Some customers of failed cryptocurrency exchange FTX could receive the full amount of money they lost if a court approves the company's bankruptcy plan.
However, the gains from holding Bitcoin and other digital assets over the last two years have been You won't get it.
98% of FTX creditors, including retail investors who had assets of $50,000 or less in the company, will cash out their lost funds within 60 days of the restructuring, according to a press release filed by FTX on Tuesday. You will receive it at The plan goes into effect. The plan still needs to be approved by the court and creditors.
“We are pleased to be in a position to propose a Chapter 11 plan that considers the return of 100% of the bankruptcy debt and interest to non-governmental creditors,” said John J. Ray III said. FTX serves as Chief Restructuring Officer.
This plan was made possible in large part because FTX and its sister company Alameda Research held many of the other assets that the restructuring team sold. These included a stake in Anthropic, an Amazon-backed artificial intelligence startup currently valued at about $20 billion. FTX announced earlier this year that it had sold $900 million worth of its stock.

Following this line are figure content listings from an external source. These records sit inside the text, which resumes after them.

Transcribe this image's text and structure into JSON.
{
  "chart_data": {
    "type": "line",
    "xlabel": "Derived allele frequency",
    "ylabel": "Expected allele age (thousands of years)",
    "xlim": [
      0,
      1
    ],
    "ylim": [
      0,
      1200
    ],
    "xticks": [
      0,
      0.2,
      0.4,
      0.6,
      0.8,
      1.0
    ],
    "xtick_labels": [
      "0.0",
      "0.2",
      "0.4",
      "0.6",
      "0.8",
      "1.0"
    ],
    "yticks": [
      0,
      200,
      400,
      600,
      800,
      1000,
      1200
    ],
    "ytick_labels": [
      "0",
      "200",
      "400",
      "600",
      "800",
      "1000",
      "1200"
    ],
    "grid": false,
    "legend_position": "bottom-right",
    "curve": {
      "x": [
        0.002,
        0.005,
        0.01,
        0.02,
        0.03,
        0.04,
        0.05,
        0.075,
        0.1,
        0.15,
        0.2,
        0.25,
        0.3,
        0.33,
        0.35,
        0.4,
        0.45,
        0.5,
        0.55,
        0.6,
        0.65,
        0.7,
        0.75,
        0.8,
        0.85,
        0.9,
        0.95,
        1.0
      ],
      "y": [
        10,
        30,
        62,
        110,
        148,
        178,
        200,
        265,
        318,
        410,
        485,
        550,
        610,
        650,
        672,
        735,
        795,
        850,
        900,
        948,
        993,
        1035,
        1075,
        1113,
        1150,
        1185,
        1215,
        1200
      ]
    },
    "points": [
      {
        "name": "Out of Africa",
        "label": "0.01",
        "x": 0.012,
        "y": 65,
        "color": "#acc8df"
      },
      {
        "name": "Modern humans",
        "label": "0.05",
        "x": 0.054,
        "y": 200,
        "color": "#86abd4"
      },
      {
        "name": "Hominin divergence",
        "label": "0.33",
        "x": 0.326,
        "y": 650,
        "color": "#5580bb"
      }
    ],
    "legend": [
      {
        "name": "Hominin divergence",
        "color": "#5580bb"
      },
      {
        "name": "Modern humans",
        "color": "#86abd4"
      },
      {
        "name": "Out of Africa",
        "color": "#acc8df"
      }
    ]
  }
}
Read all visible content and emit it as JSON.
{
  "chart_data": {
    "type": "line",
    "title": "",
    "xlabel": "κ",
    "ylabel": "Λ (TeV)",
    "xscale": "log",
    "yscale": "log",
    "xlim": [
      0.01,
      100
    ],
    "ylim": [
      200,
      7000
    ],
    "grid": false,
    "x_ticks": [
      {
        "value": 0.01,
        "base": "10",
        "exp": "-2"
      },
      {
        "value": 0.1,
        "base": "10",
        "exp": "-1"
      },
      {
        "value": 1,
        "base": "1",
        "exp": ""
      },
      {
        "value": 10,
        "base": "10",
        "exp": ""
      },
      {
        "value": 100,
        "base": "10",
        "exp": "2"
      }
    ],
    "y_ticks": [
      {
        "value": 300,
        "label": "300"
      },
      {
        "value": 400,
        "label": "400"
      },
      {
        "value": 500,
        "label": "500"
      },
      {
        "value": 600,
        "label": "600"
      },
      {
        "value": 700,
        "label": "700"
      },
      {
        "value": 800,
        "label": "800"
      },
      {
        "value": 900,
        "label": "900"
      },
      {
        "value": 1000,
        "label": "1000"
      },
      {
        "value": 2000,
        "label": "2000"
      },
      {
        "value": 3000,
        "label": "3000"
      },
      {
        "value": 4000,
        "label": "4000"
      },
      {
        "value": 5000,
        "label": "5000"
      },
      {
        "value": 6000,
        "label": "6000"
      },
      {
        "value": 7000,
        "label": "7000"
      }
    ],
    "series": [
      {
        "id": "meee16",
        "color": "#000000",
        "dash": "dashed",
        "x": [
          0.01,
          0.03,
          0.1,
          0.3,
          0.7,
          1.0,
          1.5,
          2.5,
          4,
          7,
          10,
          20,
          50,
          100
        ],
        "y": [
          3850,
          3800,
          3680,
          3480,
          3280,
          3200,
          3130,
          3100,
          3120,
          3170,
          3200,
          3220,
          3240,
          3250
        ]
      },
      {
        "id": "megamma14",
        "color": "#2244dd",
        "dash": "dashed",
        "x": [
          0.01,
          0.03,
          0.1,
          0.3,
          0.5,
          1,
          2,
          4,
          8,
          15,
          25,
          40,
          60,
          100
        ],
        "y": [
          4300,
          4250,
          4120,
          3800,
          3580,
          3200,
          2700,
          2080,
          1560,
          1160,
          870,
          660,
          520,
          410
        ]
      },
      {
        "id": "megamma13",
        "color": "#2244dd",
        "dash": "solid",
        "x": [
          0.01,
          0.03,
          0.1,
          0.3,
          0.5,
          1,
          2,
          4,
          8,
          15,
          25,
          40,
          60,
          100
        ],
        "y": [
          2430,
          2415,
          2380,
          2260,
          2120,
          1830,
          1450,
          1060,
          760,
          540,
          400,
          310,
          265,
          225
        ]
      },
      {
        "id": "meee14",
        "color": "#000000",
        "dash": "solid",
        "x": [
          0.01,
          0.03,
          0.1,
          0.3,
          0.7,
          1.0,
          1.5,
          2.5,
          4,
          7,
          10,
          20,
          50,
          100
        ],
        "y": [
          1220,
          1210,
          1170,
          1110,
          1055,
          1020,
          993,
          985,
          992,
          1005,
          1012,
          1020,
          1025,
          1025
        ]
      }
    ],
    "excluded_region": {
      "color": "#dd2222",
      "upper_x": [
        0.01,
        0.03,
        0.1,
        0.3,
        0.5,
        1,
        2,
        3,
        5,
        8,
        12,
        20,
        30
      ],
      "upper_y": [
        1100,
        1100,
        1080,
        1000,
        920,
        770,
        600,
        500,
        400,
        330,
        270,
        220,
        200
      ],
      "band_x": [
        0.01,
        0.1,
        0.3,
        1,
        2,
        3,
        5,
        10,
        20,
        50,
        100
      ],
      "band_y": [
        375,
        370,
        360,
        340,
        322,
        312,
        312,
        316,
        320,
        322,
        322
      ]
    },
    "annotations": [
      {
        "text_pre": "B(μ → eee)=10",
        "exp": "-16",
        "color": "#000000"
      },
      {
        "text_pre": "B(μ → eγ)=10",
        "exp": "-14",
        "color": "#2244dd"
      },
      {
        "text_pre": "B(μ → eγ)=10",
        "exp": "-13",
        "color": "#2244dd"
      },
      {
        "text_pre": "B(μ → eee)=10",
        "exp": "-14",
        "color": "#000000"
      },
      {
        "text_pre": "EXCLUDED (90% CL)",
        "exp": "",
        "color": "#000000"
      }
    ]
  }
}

However, some claimants object to crypto assets being valued at November 2022 prices as part of the bankruptcy. Since that day, the price of Bitcoin has increased by more than 250%.
In February, the U.S. Department of Justice appointed independent examiner Robert Cleary to investigate potential conflicts of interest in the FTX bankruptcy involving FTX's law firm Sullivan & Cromwell.
A company spokesperson did not respond to a request for comment.
Adam Moskowitz, an attorney representing some of FTX's bankruptcy claimants, said unanswered questions remain about the bankruptcy process, even though the company has outlined unusually generous benefits to claimants. He said that
“We have serious concerns,” Moskowitz said.
Sullivan & Cromwell denies any wrongdoing.
FTX acknowledged that some creditors may think that what they get back in bankruptcy is not worth enough.
However, at the time of the collapse, FTX “held only 0.1% of Bitcoin and believed only 1.2% of Ethereum customers owned it,” the release states.
As such, FTX, which is referred to as the debtor in the bankruptcy case, “was unable to benefit from the appreciation in value of these lost tokens during the Chapter 11 litigation,” the press release said.
“Instead, debtors have had to turn to other sources of recoverable value to repay creditors.”
In March, former FTX chief Sam Bankman Fried was sentenced to 25 years in prison for masterminding the fraud that led to the exchange's collapse.